Saturday, January 9, 2010

Death In The Afternoon

Pain. The heat of the Light in the Sky burning down, and pain.

The pain is a thing alive, burning through my body. It races through me if I try to raise my head, so I hold it low, moving it as little as possible. Ahead, the man-thing moves back and forth, but I don’t follow and rush. I had done that earlier, when the man-thing had waved a shimmering, shifting shape back and forth before my eyes. Then, I had rushed to attack the shimmering shape and the man-thing that waved it, but all that happened was that I hit nothing. I followed the shifting shape and it shifted away from me.

I try to keep the man-thing in my vision, turning slowly to keep it ahead of me. If it were earlier I would have gone for it, but not now. There is the pain racking me, and I am tired too, my throat parched and my vision blurring. I shake my head to clear my sight, and the pain flares like a demon biting me.

I wonder why this has been happening to me. I have not asked to be here. A few days ago I was contentedly chewing the cud with my fellows. Then the man-things came with ropes. I was pulled out and brought far away to this strange place where there is sand, not grass, under my hooves, to this place where the Light in the Sky blazes down without pity and there is only noise and flickering infuriating things and pain.

At first the things that were happening were completely full of confusion. The man-thing with the shiny outer skin waved around the shimmering soft shape before me, angering me until I tried to snatch at it and destroy it with my horns. Then another two man-things came, on horses, and those I could rip at with my horns, but instead I felt the first of the gigantic shafts of pain spearing through my body. Each time I would rush at the horses I would feel the pain, so I could barely raise my head.

By this time I was beginning to realise that there was a pattern to this, but I could not get hold of it yet. The horses went away, and more man-things came in, all around me, with the sharp sticks that now hang from my shoulders and paint my skin with the blood the smell of which fills my nostrils. It’s my blood, and the fear and anger build in me until all I want to do is hurl myself at them and to destroy.

No, there are rules to this thing that is happening to me, and I must learn them. I must calm down and try to understand. The darting man-thing before me is coming closer and closer, waving something that flickers and shimmers. I must wait and conserve my energies, and ignore the heat and the waves of sound beating down from the man-things that I can sense all around this central space of sand. I watch the man-thing move closer. The rage is building again in me, but I try to control it, to give it a focus, and when it gets too much for me to bear I break through the pain hanging before me and rush on to the flapping, shimmering thing. The shimmering waving soft thing is before my eyes, I can’t see, and when I try to strike at it, it slips over my horns and away. The waves of sound come crashing down. “Ole!” the man-things are screaming. “Ole!

I pause, but the shimmering thing is back, focusing my rage and pulling me on, and I turn and strike at it again, but again it slips past me. But now I know. Suddenly, as the cries of “Ole!” ring out, I know that it is not the soft waving shape that is my enemy, but the man-thing that is waving it. Yes, the rule to this is that the man-thing is the target and not what he waves.

I lower my head slightly, trying to see the man-thing. Yes, he is there, in the shiny outer skin that glitters in the glare of the Light in the Sky. I gasp air into my lungs, skidding round as quickly as I can, ignoring my pain, focussing my anger. The man-thing, I think. I must get the man-thing.

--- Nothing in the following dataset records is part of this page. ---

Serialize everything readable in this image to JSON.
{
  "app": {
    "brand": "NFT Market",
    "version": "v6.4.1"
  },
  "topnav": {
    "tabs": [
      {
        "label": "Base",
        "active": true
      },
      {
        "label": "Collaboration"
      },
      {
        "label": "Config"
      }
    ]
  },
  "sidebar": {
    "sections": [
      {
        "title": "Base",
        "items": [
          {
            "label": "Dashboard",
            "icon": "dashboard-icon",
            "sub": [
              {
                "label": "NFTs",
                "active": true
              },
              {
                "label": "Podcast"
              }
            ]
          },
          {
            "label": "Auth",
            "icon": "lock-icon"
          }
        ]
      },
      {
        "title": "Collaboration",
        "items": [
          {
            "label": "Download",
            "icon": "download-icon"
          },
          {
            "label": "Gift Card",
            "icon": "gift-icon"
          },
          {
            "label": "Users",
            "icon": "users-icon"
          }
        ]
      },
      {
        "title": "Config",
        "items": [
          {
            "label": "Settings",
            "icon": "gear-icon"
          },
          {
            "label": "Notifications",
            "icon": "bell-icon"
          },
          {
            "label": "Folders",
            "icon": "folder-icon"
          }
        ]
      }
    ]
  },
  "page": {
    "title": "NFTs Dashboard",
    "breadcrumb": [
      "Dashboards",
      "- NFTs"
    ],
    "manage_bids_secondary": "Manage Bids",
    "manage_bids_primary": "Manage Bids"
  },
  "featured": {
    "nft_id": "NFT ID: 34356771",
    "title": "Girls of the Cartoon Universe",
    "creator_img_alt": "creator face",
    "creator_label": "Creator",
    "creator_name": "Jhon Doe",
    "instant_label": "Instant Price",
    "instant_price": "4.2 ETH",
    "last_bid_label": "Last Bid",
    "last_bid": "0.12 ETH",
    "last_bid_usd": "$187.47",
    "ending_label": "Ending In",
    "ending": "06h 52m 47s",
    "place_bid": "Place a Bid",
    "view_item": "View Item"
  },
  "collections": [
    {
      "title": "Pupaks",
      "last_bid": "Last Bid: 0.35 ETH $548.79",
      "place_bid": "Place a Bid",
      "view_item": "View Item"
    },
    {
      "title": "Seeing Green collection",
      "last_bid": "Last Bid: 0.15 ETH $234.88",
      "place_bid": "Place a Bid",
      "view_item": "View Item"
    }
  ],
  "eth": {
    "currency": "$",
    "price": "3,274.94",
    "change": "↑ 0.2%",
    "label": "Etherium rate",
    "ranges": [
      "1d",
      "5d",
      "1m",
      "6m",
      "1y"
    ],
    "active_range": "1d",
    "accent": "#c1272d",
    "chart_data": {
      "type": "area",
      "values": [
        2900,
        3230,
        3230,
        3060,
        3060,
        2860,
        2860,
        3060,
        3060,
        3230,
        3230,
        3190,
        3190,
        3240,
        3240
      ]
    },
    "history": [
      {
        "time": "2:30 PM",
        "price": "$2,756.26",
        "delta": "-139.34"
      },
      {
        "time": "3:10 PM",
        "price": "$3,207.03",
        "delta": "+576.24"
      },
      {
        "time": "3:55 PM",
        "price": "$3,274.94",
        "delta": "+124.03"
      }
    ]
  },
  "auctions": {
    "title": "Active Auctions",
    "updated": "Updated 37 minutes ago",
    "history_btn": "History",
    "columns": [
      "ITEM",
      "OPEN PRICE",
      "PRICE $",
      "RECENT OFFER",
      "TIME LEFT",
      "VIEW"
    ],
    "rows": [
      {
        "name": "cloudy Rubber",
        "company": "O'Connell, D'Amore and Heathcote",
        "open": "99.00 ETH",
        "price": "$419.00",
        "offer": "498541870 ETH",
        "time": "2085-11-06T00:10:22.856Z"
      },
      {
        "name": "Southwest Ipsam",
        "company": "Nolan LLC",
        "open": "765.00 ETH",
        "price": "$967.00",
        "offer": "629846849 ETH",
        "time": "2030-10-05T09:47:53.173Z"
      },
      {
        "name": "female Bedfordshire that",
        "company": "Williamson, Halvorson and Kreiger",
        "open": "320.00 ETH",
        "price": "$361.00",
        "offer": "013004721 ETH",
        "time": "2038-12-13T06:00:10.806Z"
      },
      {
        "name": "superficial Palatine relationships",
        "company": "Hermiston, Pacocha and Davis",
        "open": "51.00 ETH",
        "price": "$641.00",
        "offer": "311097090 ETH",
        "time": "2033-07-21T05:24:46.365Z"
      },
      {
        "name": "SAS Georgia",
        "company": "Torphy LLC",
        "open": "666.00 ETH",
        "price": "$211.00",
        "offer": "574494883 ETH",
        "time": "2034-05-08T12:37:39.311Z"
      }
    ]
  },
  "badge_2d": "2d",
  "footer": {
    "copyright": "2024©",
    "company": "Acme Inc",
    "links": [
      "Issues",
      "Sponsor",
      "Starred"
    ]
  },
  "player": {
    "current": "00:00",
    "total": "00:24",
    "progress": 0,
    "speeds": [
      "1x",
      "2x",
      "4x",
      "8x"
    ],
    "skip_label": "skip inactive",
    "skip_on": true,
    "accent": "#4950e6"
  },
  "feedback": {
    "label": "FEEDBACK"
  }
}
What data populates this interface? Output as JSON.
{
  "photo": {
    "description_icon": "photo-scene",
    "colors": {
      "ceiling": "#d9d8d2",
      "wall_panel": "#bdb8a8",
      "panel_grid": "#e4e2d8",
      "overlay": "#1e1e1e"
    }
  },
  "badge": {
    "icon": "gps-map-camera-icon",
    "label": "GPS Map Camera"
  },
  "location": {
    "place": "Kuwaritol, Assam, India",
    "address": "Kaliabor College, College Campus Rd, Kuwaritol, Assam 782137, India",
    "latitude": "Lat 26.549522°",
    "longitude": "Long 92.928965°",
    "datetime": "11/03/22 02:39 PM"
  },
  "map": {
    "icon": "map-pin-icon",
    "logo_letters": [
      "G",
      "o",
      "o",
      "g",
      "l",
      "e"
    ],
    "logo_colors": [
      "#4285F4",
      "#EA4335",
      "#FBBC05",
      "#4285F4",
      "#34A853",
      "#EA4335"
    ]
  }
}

I know now that I am not going to see my sweet pasture again, I am not going to mount a cow or play with my herd-mates, my brothers with whom I have lived. Whatever happens to me now will end here, on this sand that smells of my blood and under a sky that knows no pity. But it will end, I’m determined, on my terms. I have not begun this, but I shall end it.

I flip aside the shimmering cloth and hook with my horns. The man-thing goes flying over my shoulder and I rip round, spraying sand, and smash at him again and again.

Ole, I think, horns slashing. If nobody else will cheer for me, I will. Ole.